Is Your Hay Too Hot?

Much hay has been made in Indiana the last 10 days. It is important to package hay at the correct moisture content to avoid excessive heating of bales when in storage. Target moisture to begin baling hay without an effective preservative is 20 percent, 18 percent and 17 percent for small rectangular bales, large round bales, and large rectangular bales, respectively. Excessive heating can result in mold formation by microorganisms, the binding of amino acids to soluble sugars that results in reduced available protein, reduced forage quality, and the possibility of storage structure fires.

 

Moldy hay caused by microorganisms because hay was made at too high a moisture content. (Photo Credit: Brooke Stefancik, Purdue ANR Educator-Sullivan County)

Moldy hay caused by microorganisms because hay was made at too high a moisture content.  (Photo Credit: Brooke Stefancik, Purdue ANR Educator-Sullivan County)

It is quite normal for a temperature rise to occur after hay is packaged, but anything greater than 125 degrees F should be intently monitored. My observation has been that hay producers are watchful of the possibility of “hot” hay for several days after it is put into storage. After this time, the hay may be assumed to be okay and not monitored again. With hay storage structure fires, it may take three to four weeks before spontaneous combustion occurs. It is important to note temperature for an extended period of time and not just for a few days.

 

Hay in the foreground was removed from the hoop building because it was smoldering. (Photo Credit: Keith Johnson)

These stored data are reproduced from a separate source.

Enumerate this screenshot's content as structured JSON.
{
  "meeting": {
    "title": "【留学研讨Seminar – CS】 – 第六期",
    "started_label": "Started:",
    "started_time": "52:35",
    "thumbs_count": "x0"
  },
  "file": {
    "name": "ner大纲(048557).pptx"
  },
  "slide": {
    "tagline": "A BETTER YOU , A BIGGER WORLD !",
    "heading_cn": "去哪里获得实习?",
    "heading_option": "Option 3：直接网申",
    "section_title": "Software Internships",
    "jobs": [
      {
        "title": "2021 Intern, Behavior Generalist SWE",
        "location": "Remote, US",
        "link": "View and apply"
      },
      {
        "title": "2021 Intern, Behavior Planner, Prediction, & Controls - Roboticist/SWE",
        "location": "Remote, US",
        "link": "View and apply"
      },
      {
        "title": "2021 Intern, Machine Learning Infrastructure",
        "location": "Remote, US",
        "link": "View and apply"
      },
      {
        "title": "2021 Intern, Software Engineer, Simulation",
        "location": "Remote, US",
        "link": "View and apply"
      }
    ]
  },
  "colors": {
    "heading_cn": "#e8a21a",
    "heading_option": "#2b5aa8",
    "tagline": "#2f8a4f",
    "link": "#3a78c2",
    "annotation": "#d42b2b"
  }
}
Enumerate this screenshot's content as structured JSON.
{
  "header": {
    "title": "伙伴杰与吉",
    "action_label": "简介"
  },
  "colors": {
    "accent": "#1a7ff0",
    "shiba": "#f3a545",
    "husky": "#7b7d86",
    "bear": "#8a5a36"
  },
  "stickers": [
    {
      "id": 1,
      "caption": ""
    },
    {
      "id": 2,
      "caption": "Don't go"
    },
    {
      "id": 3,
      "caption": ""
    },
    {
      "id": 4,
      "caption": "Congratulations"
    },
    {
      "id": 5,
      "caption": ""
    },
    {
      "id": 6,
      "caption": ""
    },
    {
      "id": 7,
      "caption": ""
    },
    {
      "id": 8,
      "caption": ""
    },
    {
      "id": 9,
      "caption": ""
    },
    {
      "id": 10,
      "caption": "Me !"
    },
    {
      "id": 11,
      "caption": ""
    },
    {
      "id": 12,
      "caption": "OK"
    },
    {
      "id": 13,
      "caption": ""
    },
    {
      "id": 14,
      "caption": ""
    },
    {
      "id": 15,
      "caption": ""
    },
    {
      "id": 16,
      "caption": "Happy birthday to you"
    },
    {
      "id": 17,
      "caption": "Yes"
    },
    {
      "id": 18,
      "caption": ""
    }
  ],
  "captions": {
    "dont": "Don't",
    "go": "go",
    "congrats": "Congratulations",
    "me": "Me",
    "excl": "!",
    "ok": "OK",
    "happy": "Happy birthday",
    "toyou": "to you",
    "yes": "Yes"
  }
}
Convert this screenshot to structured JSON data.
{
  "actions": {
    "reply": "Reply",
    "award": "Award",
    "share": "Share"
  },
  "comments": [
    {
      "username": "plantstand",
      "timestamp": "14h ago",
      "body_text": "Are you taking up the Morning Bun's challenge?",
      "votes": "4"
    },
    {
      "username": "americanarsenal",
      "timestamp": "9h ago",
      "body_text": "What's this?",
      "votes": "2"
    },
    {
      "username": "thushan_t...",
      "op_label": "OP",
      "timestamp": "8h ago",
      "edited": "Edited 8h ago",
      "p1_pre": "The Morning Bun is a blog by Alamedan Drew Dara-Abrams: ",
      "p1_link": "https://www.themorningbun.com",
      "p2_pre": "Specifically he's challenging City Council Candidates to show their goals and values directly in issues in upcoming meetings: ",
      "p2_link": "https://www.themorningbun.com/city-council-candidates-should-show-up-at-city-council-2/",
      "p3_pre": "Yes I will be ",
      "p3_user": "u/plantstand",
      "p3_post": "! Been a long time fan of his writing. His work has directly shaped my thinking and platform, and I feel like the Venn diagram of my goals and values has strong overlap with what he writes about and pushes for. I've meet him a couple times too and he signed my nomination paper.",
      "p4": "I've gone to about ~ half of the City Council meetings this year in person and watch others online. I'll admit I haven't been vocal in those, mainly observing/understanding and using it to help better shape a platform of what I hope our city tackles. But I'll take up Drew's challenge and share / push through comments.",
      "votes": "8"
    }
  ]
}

Hay in the foreground was removed from the hoop building because it was smoldering.  (Photo Credit: Keith Johnson)

Temperature probes are available through many agricultural vendors. An online search will provide many resources to consider. The probe should be strong so it can penetrate through tightly packed bales to a length of around six feet preferred. Options for making a probe that permits thermometer insertion on a string can also be found with an online search.

The following table provides temperature values and action steps that should be considered when hay is put into storage.

 

Critical temperature and action steps for hay in storage.

Hay Temperature Action Steps
125oF or lower No action needed.
150oF Entering the danger zone. Check temperature twice daily. If possible, disassemble stacked hay to allow move air to move around and cool heated bales.
160oF Reaching the danger zone. Check temperature every couple of hours. If possible, disassemble stacked hay to allow more air to move around and cool heated bales.
175oF Hot spots or fire pockets are likely. Continue to check temperature frequently. If possible, stop all air movement around hay. Alert fire service of possible hay fire incident.
190oF Fire is likely. Remove hot hay with fire service assistance. The fire service should be prepared for the hay to burst into flames as it contacts fresh air.
200oF or higher Fire is imminent. Remove hot hay with fire service assistance. The fire service should be prepared for the hay to burst into flames as it contacts fresh air.
Source: Extinguishing Fires in Silos and Hay Mows (Natural Resource, Agriculture, and Engineering Service publication NRAES-18).

Much effort goes into the production of high quality hay. Don’t let the effort “go up in smoke”!